Your projectile launching system is partially jammed. It can only launch objects with an initial vertical velocity of 42.0 m/s, though the horizontal component of the velocity can vary. You need your projectile to land 214 m from its launch point. What horizontal velocity do you need to program into the system?
the height is
h(t) = 42t - 4.9t^2 = t(42-4.9)
h=0 when t=8.57
so, after 8.57 seconds, the horizontal distance traveled is 214m.
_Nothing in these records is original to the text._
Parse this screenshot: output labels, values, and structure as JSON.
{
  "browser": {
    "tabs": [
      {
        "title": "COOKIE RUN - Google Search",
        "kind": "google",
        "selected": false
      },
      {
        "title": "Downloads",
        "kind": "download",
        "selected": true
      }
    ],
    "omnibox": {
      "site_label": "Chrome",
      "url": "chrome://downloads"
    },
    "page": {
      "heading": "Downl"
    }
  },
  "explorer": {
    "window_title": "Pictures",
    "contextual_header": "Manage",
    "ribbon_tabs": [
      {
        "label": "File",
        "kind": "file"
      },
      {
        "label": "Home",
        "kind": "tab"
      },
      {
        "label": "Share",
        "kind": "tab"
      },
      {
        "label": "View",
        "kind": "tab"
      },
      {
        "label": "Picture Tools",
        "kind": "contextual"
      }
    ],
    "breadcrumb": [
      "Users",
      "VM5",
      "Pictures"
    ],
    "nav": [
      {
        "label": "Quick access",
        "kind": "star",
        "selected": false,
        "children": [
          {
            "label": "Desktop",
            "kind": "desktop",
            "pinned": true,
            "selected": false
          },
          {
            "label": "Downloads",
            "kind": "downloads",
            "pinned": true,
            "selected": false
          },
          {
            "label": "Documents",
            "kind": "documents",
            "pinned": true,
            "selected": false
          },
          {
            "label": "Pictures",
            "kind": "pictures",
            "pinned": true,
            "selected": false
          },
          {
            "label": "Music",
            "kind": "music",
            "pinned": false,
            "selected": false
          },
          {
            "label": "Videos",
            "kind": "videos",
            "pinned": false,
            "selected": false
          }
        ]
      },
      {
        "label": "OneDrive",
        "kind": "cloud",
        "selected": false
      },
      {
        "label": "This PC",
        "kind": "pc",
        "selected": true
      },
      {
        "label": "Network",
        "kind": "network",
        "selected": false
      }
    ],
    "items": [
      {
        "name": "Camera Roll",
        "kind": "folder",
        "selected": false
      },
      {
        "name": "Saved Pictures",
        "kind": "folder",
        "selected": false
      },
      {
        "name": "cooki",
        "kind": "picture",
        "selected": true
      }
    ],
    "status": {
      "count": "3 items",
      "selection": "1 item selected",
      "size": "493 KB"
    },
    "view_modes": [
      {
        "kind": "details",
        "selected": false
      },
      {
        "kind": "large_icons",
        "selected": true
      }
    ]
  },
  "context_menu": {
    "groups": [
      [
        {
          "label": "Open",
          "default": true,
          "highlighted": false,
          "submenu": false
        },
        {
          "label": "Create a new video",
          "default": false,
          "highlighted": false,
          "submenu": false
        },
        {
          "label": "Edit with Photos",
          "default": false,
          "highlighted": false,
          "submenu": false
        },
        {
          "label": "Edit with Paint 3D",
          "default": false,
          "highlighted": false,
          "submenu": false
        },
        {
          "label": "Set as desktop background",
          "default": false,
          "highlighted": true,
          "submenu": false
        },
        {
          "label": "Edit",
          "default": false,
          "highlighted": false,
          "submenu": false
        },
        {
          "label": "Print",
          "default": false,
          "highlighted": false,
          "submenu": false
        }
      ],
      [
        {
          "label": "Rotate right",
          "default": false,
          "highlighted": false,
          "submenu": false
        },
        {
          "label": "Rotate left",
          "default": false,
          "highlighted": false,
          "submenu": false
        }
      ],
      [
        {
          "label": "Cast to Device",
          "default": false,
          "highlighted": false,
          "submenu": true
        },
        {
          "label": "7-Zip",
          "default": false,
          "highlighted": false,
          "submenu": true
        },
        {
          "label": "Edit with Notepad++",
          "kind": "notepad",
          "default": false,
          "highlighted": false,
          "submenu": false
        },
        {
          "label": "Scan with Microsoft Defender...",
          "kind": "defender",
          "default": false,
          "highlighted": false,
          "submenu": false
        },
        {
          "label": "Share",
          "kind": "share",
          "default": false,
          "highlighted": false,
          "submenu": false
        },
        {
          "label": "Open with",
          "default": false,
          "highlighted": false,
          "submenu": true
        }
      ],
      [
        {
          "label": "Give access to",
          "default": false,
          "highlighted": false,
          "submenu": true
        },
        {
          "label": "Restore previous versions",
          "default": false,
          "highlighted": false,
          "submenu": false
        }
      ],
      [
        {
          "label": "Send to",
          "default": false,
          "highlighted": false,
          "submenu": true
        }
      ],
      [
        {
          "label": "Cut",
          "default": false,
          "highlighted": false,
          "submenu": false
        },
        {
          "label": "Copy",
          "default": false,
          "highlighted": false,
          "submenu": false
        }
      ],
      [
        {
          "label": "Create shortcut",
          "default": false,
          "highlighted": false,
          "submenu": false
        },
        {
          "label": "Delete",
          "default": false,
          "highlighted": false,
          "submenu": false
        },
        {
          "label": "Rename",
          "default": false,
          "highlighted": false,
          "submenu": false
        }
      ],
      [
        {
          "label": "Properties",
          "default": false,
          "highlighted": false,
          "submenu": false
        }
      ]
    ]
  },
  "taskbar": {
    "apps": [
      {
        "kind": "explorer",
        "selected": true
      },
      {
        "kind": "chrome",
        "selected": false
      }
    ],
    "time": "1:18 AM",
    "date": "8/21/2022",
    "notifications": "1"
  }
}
Since the horizontal component dies not change (much)
Vx = 214m/8.57s = 25 m/s
How did you come up with 4.9t^2?
To find the required horizontal velocity for the projectile launcher, we can use the following equation:
Range = horizontal velocity * time
In this case, the range is given as 214 m.
The time of flight for a projectile can be determined using the vertical motion equation:
Vertical Displacement = Initial Vertical Velocity * Time - (1/2) * Acceleration Due to Gravity * Time^2
Since the vertical displacement is zero at the end of the motion, we can solve this equation for time:
0 = (42.0 m/s) * Time - (1/2) * (9.8 m/s^2) * Time^2
Simplifying the equation gives us:
(1/2) * (9.8 m/s^2) * Time^2 = (42.0 m/s) * Time
Simplifying further:
4.9 m/s^2 * Time^2 - 42.0 m/s * Time = 0
Solving this quadratic equation, we get two possible values for time: t1 = 0 s and t2 = 8.622 s.
Since the projectile will be in the air for a positive time, t1 = 0 s is not valid. Therefore, the time of flight is 8.622 s.
Now we can substitute the time of flight into the range equation:
214 m = horizontal velocity * 8.622 s
Solving for the required horizontal velocity yields:
horizontal velocity = 214 m / 8.622 s ≈ 24.81 m/s
Therefore, you need to program a horizontal velocity of approximately 24.81 m/s into the system to achieve a range of 214 m.